Les photos de la marée râteau fourche sont de ce matin : petit coefficient, petite marée (2 heures), j’ai pris l’APN avec moi, je voulais vous montrer.

Plein de photos en attendant l’article avec plein de mots…

Retour sur une crise annoncée

« En 1997, un vote au conseil National de la Conchyliculture (CNC) autorise la mise en culture des triploïdes en milieu ouvert sans essai préalable en milieu fermé. Nous  n’étions que deux sur une bonne vingtaine à voter contre et nous savions déjà que la prochaine crise ostréicole serait gravissime.

À l’époque, mon cheval de bataille était le bassin versant littoral de la Ria d’Etel. Cette aventure magnifique pour la qualité de l’eau avec les agriculteurs m’avait déjà fait comprendre qu’il ne faut pas aller contre la nature car elle nous le renvoie vite à la figure.

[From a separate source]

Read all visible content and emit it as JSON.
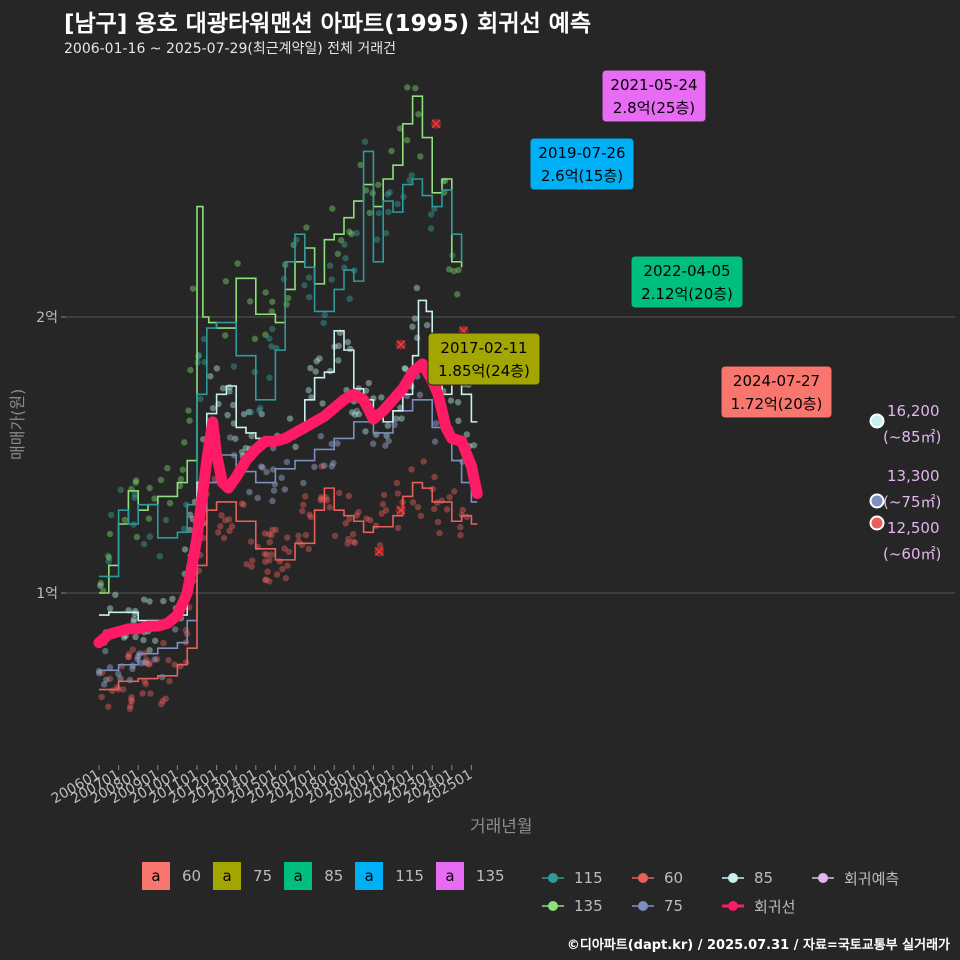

Vache folle, tremblante du mouton, fièvre porcine, grippe aviaire, les exemples sont de nombreux retour de bâton à la folie humaine.

De nombreux professionnels s’engouffrent dans l’aubaine productiviste, d’abord pour commercialiser des huîtres non laiteuse l’été, parfois nommées huîtres de quatre saisons, puis pour profiter de la croissance plus rapide de l’huître triploïde (deux ans au lieu de trois).

C’est le début de la surproduction avec le développement des écloseries.

Le naissain naturel suffisait à fournir le marché, le naissain d’écloseries ira jusqu’à fournir autant que le naissain naturel, soit deux fois trop.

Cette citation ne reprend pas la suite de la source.